Apprendre sa religion : par quoi commencer ? Quelques conseils en guise d’orientation

بسم الله الرحمن الرحيم الحمد لله رب العالمين والصلاة والسلام على أشرف المرسلين

Nombre d’entre nous se tournent vers l’apprentissage de notre religion parce que nous faisons face au sentiment qu’une large part de la connaissance religieuse nous échappe. Depuis trente ans, les instituts en présentiel comme en e-learning dispensant des cursus en sciences islamiques ne cessent de se multiplier. Quel constat peut-on faire vis-à-vis de cet engouement pour le savoir religieux (‘ilm) ? En réalité, notre époque souffre d’un grand paradoxe : jamais les informations n’ont été aussi accessibles grâce à internet, et pourtant le niveau de connaissance religieuse n’a probablement jamais été aussi défaillant. Le problème, selon nous, ne réside pas dans le manque d’envie, ni même dans le manque de moyens. Plutôt, il s’agit d’un problème de méthode, il s’agit d’un manque de repères didactiques. Donc nul besoin de nouveaux instituts, nous sommes en besoin de conseillers d’orientation du « ‘ilm ».

Ce court article propose de répondre aux questions fondamentales quant à l’orientation de l’apprenant en sciences religieuses. Parmi elles :

Que dois-je étudier ? Et par où commencer ?

1- L’apprentissage de la religion : une obligation pour chacun d’entre nous

Tout d’abord, il convient au lecteur d’avoir à l’esprit que cet apprentissage de la religion n’est pas l’affaire d’une élite, c’est une obligation individuelle qui nous concerne tous. Le Prophète Muhammad (saws) n’a-t-il pas dit : « La quête du savoir religieux est une obligation pour tout musulman » ?

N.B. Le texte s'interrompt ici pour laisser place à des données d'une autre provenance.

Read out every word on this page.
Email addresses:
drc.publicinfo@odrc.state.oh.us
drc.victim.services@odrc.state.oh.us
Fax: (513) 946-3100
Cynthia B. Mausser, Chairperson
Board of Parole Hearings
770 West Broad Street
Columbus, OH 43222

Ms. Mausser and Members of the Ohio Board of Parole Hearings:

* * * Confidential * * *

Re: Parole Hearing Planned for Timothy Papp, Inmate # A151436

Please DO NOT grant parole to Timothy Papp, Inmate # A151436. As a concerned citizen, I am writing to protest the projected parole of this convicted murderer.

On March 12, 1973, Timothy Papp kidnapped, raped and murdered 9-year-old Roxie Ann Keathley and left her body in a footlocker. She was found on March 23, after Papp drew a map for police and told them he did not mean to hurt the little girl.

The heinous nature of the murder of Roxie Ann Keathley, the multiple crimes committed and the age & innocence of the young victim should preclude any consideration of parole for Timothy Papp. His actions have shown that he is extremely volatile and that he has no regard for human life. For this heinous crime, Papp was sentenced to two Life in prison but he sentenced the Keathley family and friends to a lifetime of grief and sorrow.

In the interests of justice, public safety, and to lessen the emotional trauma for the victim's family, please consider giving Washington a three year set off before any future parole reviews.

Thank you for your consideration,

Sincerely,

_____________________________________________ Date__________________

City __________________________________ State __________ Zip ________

Peut-on délimiter cette connaissance obligatoire pour tous ? A quoi la reconnait-on ? En réalité, il existe un principe extrêmement clair pour cela, un principe que les savants ont édicté il y a déjà fort longtemps :

و لا يحل له أن يفعل فعلاً حتّى يعمل حكم الله فيه

« Il n’est pas permis à la personne responsable religieusement d’entreprendre un acte sans en connaître le statut auprès de Dieu » [Mukhtasar al-Akhdarî]

و يوقف الأمور حتّى يعلم |ما الله فيهنّ به قد حكم

« Et qu’il s’abstienne devant les affaires jusqu’à ce qu’il sache ce que Dieu a décrété à leur sujet » [Matn Ibn ‘Âchir]

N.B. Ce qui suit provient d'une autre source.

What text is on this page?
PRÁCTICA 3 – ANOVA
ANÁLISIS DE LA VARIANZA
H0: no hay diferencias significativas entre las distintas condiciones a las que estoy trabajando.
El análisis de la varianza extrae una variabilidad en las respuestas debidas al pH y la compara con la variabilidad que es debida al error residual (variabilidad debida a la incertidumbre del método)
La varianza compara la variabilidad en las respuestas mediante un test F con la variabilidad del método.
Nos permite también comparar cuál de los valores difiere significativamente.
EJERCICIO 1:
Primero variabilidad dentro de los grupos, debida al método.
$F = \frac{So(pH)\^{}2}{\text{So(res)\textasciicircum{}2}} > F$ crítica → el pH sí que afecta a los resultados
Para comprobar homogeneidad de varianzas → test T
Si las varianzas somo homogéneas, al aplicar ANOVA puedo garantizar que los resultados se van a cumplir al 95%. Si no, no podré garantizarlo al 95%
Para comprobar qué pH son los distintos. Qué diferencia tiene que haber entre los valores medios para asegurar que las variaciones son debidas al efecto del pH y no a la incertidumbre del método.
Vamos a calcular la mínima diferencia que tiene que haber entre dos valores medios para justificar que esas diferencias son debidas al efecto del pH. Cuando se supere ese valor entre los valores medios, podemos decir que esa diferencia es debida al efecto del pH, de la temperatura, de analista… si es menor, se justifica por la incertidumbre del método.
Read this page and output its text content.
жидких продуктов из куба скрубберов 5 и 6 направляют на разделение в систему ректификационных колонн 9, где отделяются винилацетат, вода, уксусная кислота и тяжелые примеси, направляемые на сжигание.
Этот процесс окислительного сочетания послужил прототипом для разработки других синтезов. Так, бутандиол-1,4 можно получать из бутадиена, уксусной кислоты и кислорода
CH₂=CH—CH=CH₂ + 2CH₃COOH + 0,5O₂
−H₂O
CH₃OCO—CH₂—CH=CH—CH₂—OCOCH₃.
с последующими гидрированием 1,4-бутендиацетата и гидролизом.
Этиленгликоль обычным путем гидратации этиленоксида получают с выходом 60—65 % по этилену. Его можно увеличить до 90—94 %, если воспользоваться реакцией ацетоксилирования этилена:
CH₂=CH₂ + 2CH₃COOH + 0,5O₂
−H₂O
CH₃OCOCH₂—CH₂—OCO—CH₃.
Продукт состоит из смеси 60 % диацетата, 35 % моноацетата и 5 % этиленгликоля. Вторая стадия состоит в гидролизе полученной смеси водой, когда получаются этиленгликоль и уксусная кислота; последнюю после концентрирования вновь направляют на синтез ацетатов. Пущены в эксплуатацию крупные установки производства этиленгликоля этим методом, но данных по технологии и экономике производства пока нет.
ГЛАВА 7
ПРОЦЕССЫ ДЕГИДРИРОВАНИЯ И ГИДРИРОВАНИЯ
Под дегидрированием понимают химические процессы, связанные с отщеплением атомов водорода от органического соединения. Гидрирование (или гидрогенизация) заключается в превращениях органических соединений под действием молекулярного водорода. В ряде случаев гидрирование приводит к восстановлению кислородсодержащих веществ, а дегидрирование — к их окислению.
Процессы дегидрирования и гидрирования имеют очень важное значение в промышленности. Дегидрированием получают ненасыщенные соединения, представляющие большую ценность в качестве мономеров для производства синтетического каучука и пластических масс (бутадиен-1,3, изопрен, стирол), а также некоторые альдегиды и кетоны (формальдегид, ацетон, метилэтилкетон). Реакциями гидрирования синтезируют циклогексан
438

Ainsi, lorsque tu deviens pubère et acquiers la responsabilité religieuse (taklîf), il te sera obligatoire de prier : alors il t’incombe d’apprendre ce qui te permettra d’assurer la validité de ta prière. Tu devras également jeûner : il t’incombe dès lors de connaître ce qui est nécessaire à la validité de ton jeûne et ce qui exigera de toi une expiation ou non. Puis tu comptes te marier : il t’incombe de connaître ce qui est essentiel en matière de contrat de mariage, et les devoirs que la vie conjugale t’impose. Tu comptes contracter une vente, ouvrir un commerce : alors tu te dois d’apprendre les formes d’achats qui te sont prohibées. Et ainsi de suite… L’obligatoire en matière de science religieuse est donc un concept extensible qui naît à l’âge de la puberté et évolue au gré des situations dans lesquelles nous nous trouvons.

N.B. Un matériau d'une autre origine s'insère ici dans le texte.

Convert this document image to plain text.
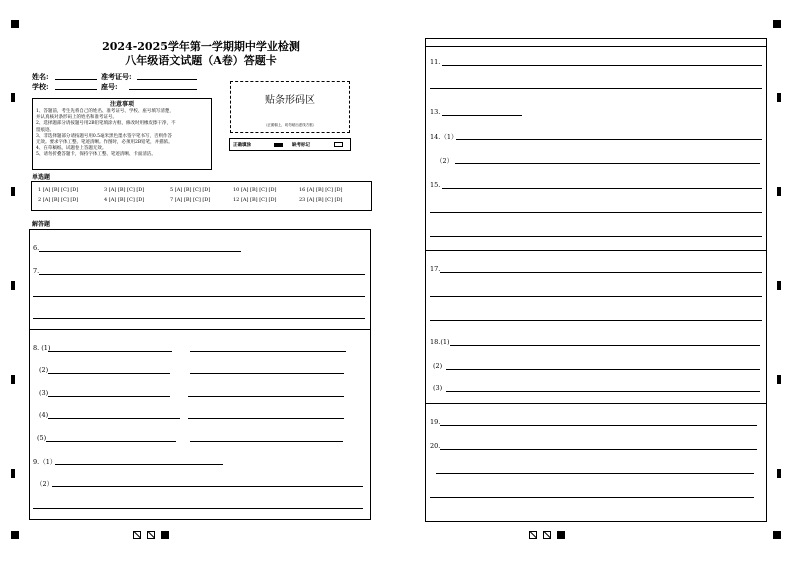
2024-2025学年第一学期期中学业检测
八年级语文试题（A卷）答题卡
姓名:	准考证号:
学校:	座号:
注意事项
1、答题前，考生先将自己的姓名、准考证号、学校、座号填写清楚，
并认真核对条形码上的姓名和准考证号。
2、选择题部分请按题号用2B铅笔填涂方框，修改时用橡皮擦干净，不
留痕迹。
3、非选择题部分请按题号用0.5毫米黑色墨水签字笔书写，否则作答
无效。要求字体工整、笔迹清晰。作图时，必须用2B铅笔，并描浓。
4、在草稿纸、试题卷上答题无效。
5、请勿折叠答题卡，保持字体工整、笔迹清晰、卡面清洁。
贴条形码区
（正面朝上，切勿贴出虚线方框）
正确填涂	缺考标记
单选题
1 [A] [B] [C] [D]	3 [A] [B] [C] [D]	5 [A] [B] [C] [D]	10 [A] [B] [C] [D]	16 [A] [B] [C] [D]
2 [A] [B] [C] [D]	4 [A] [B] [C] [D]	7 [A] [B] [C] [D]	12 [A] [B] [C] [D]	23 [A] [B] [C] [D]
解答题
6.
7.
8. (1)
(2)
(3)
(4)
(5)
9.（1）
（2）
11.
13.
14.（1）
（2）
15.
17.
18.(1)
(2)
(3)
19.
20.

2- Le fondement et le sens spirituel d’un tel principe

Ce principe trouve son origine dans la parole coranique :

al-Nahl v.43 : « Demandez donc aux gens du rappel si vous ne savez pas ».

Isrâ v. 36 : « Et ne poursuis pas ce dont tu n’as aucune connaissance. L’ouïe, la vue et le cœur ; sur tout cela, en vérité, on sera interrogé »

Nous pourrions même reformuler ce principe de la façon suivante :

Nul n’est sensé ignorer la loi à laquelle il est astreint

Au fond, c’est un principe éminemment spirituel. Car c’est en vertu de cela que le croyant, à chaque pas qu’il entreprend, s’interroge sur le jugement d’Allâh à son sujet : ce que je vais faire va-t-il satisfaire mon Seigneur ? Ou bien cela va-t-il susciter sa colère et son mécontentement ? Ainsi, le croyant est celui qui vit avec scrupule et avec le souci permanent de satisfaire Allâh dans tout ce qu’il entreprend.

3- Le Seuil Minimal Islamique de Connaissance (SMIC)

Ainsi, il existe ce que nous pourrions appeler un Seuil Minimal Islamique de Connaissance (SMIC) Ce qui correspond à ce que les savants ont appelé « ‘ilm al-hâl » (la science de l’instant) ou encore « al-ma’lûm bi-d-darûra » (les connaissances nécessaires). Mais de quoi cela est-il constitué concrètement ?

Les savants ont identifié trois domaines de connaissance religieuse qui sont fondamentaux pour toute personne musulmane et dont l’étude constitue une obligation individuelle. Il s’agit du tawhid, du fiqh, et du tasawwuf. En voici une présentation succincte :

C’est une science qui s’adresse à notre intellect et qui consiste à connaître qui est notre Créateur Allâh à qui nous vouons un culte exclusif.

On y étudie ce qu’il est nécessaire de croire vis à vis d’Allâh, ce qu’il est également nécessaire de croire vis à vis de Ses Messagers, et enfin ce qui nous a été révélé comme informations concernant l’invisible (al-ghayb) : les anges, la résurrection, le jugement, le paradis, l’enfer, etc.

C’est une science qui s’adresse à l’ensemble des membres de notre corps et consiste à connaître comment adorer Allâh selon une méthode spécifique appelée « école » (madhhab).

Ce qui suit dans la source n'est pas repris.